Hoofdstuk 3 Beleidskader

3.1 Rijksbeleid

3.1.1 Structuurvisie Infrastructuur en Ruimte (2012)

Op 13-03-2012 is de Structuurvisie Infrastructuur en Ruimte (SVIR) van kracht geworden. Hierin is de visie van het Rijk op de ruimtelijke en mobiliteitsopgaven voor Nederland richting 2040 aangegeven. Dit betreft een integraal kader voor bestaand en nieuw rijksbeleid met ruimtelijke consequenties. In de SVIR is gekozen voor een selectieve inzet van het rijksbeleid waarbij 13 nationale belangen aan de orde zijn die in de SVIR verder gebiedsgericht zijn uitgewerkt in concrete opgaven voor de diverse onderscheiden regio's. Buiten deze nationale belangen hebben decentrale overheden meer beleidsvrijheid op het terrein van de ruimtelijke ordening gekregen; het Kabinet is van mening dat provincies en gemeenten beter op de hoogte zijn van de actuele situatie in de regio en de vraag van bewoners, bedrijven en organisaties en daardoor beter kunnen afwegen welke (ruimtelijke) ingrepen in een gebied nodig zijn.

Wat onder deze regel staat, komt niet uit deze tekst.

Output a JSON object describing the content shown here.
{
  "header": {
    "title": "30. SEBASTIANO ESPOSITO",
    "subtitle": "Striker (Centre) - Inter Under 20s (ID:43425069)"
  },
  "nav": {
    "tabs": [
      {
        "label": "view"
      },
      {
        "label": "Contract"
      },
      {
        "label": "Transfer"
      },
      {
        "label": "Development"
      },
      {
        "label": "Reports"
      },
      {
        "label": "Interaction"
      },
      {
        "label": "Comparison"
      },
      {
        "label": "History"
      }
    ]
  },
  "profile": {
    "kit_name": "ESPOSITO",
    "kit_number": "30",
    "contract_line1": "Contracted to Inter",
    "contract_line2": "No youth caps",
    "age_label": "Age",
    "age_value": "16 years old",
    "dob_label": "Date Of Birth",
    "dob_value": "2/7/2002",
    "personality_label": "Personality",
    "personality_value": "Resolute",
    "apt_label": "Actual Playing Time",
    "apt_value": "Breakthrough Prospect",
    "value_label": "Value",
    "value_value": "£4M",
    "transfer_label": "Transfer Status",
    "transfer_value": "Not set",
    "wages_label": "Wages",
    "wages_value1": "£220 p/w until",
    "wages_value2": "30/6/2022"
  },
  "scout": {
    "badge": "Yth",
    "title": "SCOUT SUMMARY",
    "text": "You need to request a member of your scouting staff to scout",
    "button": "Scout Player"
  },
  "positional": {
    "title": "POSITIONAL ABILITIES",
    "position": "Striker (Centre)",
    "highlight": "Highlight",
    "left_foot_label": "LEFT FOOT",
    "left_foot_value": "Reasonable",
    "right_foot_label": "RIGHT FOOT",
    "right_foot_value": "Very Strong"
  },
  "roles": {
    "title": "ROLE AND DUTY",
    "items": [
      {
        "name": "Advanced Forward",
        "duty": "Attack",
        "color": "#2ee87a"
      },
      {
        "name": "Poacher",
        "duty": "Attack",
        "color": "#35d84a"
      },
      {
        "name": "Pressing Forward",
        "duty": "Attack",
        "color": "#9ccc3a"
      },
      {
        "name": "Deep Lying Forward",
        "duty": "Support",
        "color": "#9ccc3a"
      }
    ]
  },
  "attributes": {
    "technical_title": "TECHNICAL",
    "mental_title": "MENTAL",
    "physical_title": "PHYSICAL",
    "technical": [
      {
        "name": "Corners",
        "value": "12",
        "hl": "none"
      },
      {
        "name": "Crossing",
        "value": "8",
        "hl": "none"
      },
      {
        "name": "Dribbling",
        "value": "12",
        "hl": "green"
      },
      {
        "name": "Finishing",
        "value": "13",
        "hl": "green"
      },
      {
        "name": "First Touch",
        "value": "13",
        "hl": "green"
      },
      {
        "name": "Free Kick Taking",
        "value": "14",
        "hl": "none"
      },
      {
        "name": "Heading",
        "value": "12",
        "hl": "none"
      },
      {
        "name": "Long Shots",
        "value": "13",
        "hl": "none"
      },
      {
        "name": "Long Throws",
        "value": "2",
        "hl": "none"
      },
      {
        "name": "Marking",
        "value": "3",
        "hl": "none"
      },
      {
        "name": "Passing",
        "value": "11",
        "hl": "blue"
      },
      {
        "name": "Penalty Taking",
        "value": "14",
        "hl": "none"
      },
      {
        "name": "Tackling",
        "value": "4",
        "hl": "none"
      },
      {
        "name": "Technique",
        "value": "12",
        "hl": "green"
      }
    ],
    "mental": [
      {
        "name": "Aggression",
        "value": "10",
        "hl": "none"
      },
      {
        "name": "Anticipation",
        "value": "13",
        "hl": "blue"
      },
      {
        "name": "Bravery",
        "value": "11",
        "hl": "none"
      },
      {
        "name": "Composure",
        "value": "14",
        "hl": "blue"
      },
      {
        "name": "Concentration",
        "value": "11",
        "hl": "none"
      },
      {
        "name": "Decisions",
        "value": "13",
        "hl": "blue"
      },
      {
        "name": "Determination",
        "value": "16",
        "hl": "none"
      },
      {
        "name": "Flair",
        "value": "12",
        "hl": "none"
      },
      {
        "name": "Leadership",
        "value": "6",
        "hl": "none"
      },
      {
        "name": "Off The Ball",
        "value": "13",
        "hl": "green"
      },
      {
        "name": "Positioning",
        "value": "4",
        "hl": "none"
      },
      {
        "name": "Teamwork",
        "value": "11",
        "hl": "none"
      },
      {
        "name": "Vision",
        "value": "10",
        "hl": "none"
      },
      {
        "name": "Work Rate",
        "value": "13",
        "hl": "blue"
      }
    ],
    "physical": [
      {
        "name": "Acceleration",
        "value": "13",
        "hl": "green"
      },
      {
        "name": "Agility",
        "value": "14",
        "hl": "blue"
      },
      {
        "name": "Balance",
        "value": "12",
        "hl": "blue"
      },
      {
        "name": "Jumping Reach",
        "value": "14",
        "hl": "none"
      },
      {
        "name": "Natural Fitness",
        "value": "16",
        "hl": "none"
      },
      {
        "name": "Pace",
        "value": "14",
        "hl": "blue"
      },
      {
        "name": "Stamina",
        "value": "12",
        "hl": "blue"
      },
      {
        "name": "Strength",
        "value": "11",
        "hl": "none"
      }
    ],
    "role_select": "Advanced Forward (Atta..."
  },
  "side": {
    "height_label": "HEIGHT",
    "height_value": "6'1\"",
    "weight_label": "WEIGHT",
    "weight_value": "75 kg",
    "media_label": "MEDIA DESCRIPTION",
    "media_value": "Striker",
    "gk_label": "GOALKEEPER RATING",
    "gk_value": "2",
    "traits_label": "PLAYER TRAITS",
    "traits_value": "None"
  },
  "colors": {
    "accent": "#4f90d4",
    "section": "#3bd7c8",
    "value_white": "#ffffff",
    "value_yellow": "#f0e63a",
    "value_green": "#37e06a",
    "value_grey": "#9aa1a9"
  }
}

Besluit algemene regels ruimtelijke ordening (Barro)
In het Besluit algemene regels ruimtelijke ordening (Barro, 07-12-2011), ook wel bekend onder de naam Algemene Maatregel van Bestuur (AMvB) Ruimte, zijn de nationale belangen uit de SVIR voorzien van juridische kaders, waarmee de doorwerking van de nationale belangen op ruimtelijk gebied is geborgd. Uit het Barro blijkt dat voor het planvoornemen en het projectgebied geen sprake is van specifieke aspecten van nationaal belang. Wel geldt bij elk ruimtelijk plan nationaal belang 13 met betrekking tot een zorgvuldige afweging en transparante besluitvorming bij alle ruimtelijke en infrastructurele besluiten. Dit moet met behulp van de zogeheten Ladder voor duurzame verstedelijking (hierna: de Ladder) worden onderbouwd. Deze verplichte toetsing is vastgelegd in het Barro, dat weer verwijst naar het Besluit ruimtelijke ordening (Bro).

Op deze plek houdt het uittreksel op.